The only thing I’ve firmly established is that the problem occurs when my host (whose certname is other.madstop.com) asks for /catalog/phage (phage being its real name).
Updated by Brice Figureau over 1 year ago
luke wrote:
(Hit submit too soon.)
Note that I added an extra wrapper around the auth check to make this error read a bit better.
The only thing I’ve firmly established is that the problem occurs when my host (whose certname is other.madstop.com) asks for /catalog/phage (phage being its real name).
That’s why I asked you a couple of days ago on #puppet why you used Facter.value(“hostname”) for catalog retrieval, and Puppet[:certname] for facts retrieval, because I was hitting the same issue. The real cause of the problem is that the underlying authstore requires fully qualified names, but the requests to catalog indirectors sends only the hostname, so in turns we’re trying to create a dynamic temporary allow(“hostname”), which is forbidden.
Now that I think about it, it looks like a bug, as hostnames can clearly not be unique among the various nodes connecting to a master (ie host1.domain1.com and host2.domain2.com would get the same request, and maybe the same catalog… after looking to the code, in fact no it works, because what matters is the request determined node which hopefully uses the certname).
So it’s just the catalog request that is wrong (the logic is OK), we should move from /catalog/hostname to /catalog/fqdn or /catalog/certname.
What do you think? If you’re OK, I’ll queue a patch to fix this issue.
Updated by Brice Figureau over 1 year ago
masterzen wrote:
luke wrote:
(Hit submit too soon.)
Note that I added an extra wrapper around the auth check to make this error read a bit better.
The only thing I’ve firmly established is that the problem occurs when my host (whose certname is other.madstop.com) asks for /catalog/phage (phage being its real name).
That’s why I asked you a couple of days ago on #puppet why you used Facter.value(“hostname”) for catalog retrieval, and Puppet[:certname] for facts retrieval, because I was hitting the same issue.
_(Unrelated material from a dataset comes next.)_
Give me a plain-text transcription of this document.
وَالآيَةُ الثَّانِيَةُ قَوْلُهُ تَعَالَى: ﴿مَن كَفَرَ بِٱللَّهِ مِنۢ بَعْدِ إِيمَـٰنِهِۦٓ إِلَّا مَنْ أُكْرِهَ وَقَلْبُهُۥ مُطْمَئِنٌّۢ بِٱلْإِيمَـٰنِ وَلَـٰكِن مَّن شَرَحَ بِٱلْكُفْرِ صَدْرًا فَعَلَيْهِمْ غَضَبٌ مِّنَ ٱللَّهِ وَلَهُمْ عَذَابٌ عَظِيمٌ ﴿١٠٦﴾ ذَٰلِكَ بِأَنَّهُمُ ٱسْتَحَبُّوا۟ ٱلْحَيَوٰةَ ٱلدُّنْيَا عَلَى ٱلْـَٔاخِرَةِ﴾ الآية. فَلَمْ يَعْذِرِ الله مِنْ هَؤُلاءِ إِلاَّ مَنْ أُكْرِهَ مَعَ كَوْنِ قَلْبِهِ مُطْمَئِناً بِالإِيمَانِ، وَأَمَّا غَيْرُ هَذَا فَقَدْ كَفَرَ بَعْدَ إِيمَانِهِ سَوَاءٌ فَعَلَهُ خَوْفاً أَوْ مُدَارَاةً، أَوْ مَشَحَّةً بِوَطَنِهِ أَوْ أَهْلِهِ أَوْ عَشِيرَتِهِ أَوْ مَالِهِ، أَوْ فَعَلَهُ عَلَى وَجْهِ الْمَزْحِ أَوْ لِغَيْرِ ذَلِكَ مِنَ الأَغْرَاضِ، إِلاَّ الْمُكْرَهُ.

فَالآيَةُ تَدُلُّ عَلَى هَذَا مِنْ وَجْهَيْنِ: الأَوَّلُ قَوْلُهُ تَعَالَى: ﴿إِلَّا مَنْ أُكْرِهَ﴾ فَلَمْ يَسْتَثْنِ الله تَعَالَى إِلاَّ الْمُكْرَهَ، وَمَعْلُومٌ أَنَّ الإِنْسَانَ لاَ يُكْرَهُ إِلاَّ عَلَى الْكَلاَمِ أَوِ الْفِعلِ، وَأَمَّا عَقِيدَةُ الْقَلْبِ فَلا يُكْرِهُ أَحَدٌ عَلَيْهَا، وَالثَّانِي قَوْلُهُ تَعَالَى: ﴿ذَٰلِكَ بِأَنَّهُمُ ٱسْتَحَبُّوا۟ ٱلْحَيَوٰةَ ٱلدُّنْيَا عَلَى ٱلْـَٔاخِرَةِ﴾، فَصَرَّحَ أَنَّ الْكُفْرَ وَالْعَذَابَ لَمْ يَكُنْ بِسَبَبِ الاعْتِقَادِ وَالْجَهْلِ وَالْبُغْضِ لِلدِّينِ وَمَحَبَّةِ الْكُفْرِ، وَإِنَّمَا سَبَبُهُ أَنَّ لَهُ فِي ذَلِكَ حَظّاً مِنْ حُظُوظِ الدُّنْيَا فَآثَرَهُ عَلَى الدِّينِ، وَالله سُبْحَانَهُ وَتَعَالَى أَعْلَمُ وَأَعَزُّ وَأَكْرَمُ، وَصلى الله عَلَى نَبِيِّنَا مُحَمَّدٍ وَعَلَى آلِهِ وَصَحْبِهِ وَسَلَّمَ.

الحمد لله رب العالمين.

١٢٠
The real cause of the problem is that the underlying authstore requires fully qualified names, but the requests to catalog indirectors sends only the hostname, so in turns we’re trying to create a dynamic temporary allow(“hostname”), which is forbidden.
Now that I think about it, it looks like a bug, as hostnames can clearly not be unique among the various nodes connecting to a master (ie host1.domain1.com and host2.domain2.com would get the same request, and maybe the same catalog… after looking to the code, in fact no it works, because what matters is the request determined node which hopefully uses the certname).
So it’s just the catalog request that is wrong (the logic is OK), we should move from /catalog/hostname to /catalog/fqdn or /catalog/certname.
What do you think? If you’re OK, I’ll queue a patch to fix this issue.
I updated my tickets/master/1875 branch with this fix included.
Updated by Luke Kanies over 1 year ago
- Status changed from Code Insufficient to Ready for Checkin
- Assignee changed from Brice Figureau to James Turnbull
It looks like this doesn’t allow blanket statements like ‘allow ’ or ‘deny ’.
I think that’s an existing limitation, though, so I’m comfortable merging as is and fixing that later.
I ran through a basic list of tests and everything seems to work, so I’m comfortable checking in as is.
Updated by James Turnbull over 1 year ago
- Status changed from Ready for Checkin to Code Insufficient
- Assignee changed from James Turnbull to Brice Figureau
Can you rebase tickets/master/1875 on current HEAD please.
Updated by Brice Figureau over 1 year ago
luke wrote:
It looks like this doesn’t allow blanket statements like ‘allow ’ or ‘deny ’.
I think that’s an existing limitation, though, so I’m comfortable merging as is and fixing that later.
‘allow *’ works fine. But deny * is not supported. This is because of the way authstore is working (ie it sorts allow rules before deny rules and finishes with an implit deny all).
So basically, it has no sense to write: allow something deny *
and a lone: deny * is equivalent to nothing.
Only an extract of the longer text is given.